Он становится увереннее в своих чувствах с каждым днём, и светлое будущее не кажется выдумкой (как и любовь).
Ему интересно, когда Аоне влюбился, но тот лишь пожимает плечами: анализировать свои чувства — это не его, он просто знает, что Футакучи ему нравится — и живёт с этим счастливо.
Кенджи боится, что вечерами будет скучать по злобным крикам — но не скучает совершенно, и скандалы заменяются поцелуями — и это куда лучше, чем просто замена — так и жить хочется, причём долго.
Футакучи двадцать —
и он едет в кабриолете и показывает миру средние пальцы.
Это знакомые устраивают ему на день рождения — и ноябрьский холод не помеха, у Футакучи всё ещё нет тормозов.
На арендованной машине они ездят с Аоне, и Кенджи прикольно быть за рулём и совершать глупости. Они останавливаются на какой-то пустой парковке, потому что Футакучи очень надо сказать что-то важное.
— Аонежность, нет никого хуже, чем я, — признаётся он.

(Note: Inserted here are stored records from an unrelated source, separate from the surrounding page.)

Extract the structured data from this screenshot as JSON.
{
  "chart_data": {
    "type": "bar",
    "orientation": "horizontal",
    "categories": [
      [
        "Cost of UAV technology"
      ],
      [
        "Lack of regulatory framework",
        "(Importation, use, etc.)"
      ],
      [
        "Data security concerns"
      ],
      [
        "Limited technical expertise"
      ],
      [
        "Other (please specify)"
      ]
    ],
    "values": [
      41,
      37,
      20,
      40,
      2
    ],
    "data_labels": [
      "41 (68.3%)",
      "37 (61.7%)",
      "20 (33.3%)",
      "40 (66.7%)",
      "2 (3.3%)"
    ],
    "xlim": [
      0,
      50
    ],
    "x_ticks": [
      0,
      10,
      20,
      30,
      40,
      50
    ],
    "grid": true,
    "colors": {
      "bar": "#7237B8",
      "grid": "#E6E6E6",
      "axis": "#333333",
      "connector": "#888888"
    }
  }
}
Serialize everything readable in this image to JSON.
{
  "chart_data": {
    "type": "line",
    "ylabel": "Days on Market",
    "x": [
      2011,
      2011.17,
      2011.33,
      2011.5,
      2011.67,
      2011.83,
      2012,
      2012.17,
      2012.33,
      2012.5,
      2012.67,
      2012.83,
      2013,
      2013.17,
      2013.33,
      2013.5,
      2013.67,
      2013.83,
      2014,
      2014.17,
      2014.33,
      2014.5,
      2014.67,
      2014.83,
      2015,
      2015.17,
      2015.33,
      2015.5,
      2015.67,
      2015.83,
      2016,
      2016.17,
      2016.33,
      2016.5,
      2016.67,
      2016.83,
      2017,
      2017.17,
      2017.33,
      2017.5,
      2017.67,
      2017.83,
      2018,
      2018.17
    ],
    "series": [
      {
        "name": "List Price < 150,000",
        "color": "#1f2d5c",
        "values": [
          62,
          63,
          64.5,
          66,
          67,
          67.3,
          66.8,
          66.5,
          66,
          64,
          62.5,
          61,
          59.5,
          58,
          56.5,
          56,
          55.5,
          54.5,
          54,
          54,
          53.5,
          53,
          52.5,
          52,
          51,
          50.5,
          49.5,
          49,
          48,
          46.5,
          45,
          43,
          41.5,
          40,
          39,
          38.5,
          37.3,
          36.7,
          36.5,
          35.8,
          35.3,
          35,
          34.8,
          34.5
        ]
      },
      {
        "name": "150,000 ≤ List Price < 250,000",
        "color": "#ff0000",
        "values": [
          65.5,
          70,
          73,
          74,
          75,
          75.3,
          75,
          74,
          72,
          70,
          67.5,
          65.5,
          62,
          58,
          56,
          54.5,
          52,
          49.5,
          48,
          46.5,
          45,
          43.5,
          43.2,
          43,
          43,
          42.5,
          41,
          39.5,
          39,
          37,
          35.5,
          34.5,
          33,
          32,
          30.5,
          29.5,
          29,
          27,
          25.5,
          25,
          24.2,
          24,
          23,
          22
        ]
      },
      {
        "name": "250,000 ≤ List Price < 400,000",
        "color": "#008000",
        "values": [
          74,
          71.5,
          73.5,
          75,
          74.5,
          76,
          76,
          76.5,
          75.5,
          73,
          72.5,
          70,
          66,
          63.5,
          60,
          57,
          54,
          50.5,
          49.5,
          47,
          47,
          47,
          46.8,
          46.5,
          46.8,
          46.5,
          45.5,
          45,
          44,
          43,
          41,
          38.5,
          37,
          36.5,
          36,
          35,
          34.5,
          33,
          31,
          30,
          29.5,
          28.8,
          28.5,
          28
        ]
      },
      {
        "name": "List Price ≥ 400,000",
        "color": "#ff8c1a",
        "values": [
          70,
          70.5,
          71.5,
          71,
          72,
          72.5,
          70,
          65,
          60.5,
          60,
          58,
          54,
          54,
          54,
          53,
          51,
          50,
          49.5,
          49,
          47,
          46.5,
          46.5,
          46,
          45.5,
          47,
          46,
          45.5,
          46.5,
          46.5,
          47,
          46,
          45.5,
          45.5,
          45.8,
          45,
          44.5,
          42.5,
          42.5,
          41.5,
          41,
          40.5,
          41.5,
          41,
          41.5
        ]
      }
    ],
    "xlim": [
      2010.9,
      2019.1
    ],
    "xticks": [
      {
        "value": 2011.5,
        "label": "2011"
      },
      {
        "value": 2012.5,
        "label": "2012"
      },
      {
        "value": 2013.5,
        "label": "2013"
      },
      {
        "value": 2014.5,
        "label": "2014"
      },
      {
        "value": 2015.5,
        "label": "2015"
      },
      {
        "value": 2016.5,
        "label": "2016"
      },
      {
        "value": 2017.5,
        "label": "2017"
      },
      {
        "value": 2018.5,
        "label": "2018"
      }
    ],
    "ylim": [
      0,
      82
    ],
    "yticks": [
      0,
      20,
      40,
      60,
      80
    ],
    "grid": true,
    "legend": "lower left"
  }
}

Аоне серьёзно и долго смотрит на него и говорит просто:
— Ты не прав. Ты очень хороший.
Слов кажется мало — их всегда для Аоне недостаточно, поэтому он и молчит — и Таканобу тянется за поцелуем. Футакучи отвечает — и давит в себе желание нажать на газ и куда-то поехать, не открывая глаз и не прекращая поцелуй.
Кенджи даже не хочется спорить, и он позволяет словам Аоне осесть в подсознании рядом с нахальством, чтобы они тоже спасали, когда всё пойдёт не так, как нужно (но оно почему-то всё правильное).
Футакучи двадцать один — два — три — дальше —
в его доме ни трещины.
И Кенджи думает, что Аоне говорит правду, и из кабриолета на праздниках посылает ему воздушные поцелуи.